Diferencia de estrategia política divide aguas entre Argentina y Uruguay. Toda elección implica un sacrificio. Mientras Argentina elige sostener las separaciones internas en el adelantamiento extemporáneo de una campaña electoral de medio término y pierde el foco respecto de cómo combatir las consecuencias de la pandemia, Uruguay se unifica tras objetivos comunes de índole nacional, aun en la diferencia interna, para resolver la continuidad institucional y el cumplimiento constitucional de los procesos electorales.

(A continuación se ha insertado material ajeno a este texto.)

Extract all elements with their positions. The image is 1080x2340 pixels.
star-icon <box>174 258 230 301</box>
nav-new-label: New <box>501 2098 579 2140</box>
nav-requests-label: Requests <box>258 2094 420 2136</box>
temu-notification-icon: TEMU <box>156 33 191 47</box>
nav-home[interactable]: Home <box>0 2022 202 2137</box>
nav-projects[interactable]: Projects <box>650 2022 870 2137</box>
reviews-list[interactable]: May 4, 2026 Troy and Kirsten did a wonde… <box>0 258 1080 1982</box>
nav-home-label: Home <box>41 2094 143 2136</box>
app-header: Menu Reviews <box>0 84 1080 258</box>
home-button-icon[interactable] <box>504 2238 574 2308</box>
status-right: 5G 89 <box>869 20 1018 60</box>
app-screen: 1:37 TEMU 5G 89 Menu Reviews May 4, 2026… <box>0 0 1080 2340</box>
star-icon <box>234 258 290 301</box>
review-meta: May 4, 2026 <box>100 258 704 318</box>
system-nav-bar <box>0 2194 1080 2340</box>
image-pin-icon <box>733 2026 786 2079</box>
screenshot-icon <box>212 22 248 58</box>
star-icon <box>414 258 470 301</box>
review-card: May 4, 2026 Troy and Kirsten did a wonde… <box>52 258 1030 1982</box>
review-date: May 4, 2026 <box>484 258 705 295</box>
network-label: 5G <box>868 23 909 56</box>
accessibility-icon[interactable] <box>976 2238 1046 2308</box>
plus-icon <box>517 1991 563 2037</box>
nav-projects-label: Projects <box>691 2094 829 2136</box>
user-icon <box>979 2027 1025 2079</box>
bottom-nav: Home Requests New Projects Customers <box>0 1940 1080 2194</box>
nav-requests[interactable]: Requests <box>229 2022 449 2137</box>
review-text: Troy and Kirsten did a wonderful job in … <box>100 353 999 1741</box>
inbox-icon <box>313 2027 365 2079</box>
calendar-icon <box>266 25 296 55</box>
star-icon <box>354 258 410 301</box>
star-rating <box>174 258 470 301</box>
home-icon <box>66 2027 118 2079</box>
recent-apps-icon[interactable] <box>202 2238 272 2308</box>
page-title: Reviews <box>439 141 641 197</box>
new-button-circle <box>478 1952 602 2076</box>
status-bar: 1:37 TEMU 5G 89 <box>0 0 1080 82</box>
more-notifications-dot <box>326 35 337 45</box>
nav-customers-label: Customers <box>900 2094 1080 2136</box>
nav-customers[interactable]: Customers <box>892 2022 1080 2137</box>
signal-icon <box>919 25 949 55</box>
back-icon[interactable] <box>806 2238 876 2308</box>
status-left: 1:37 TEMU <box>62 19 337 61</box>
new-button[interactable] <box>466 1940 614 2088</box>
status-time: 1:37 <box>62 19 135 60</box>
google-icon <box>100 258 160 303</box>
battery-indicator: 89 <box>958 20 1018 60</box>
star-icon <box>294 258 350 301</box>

En una época donde los liderazgos personalistas muchas veces opacan las plataformas y programas orgánicos, los partidos políticos vienen perdiendo fuerza como los más preciados actores en el juego de la democracia. Sin embargo, en una república que se precie como tal, los partidos políticos deberían ser los contendientes centrales que deben organizarse para competir en elecciones, con el posterior propósito de debatir en el Congreso, donde asoman los consensos, o los disensos, que, en democracia, se suelen asumir para generar nuevos consensos.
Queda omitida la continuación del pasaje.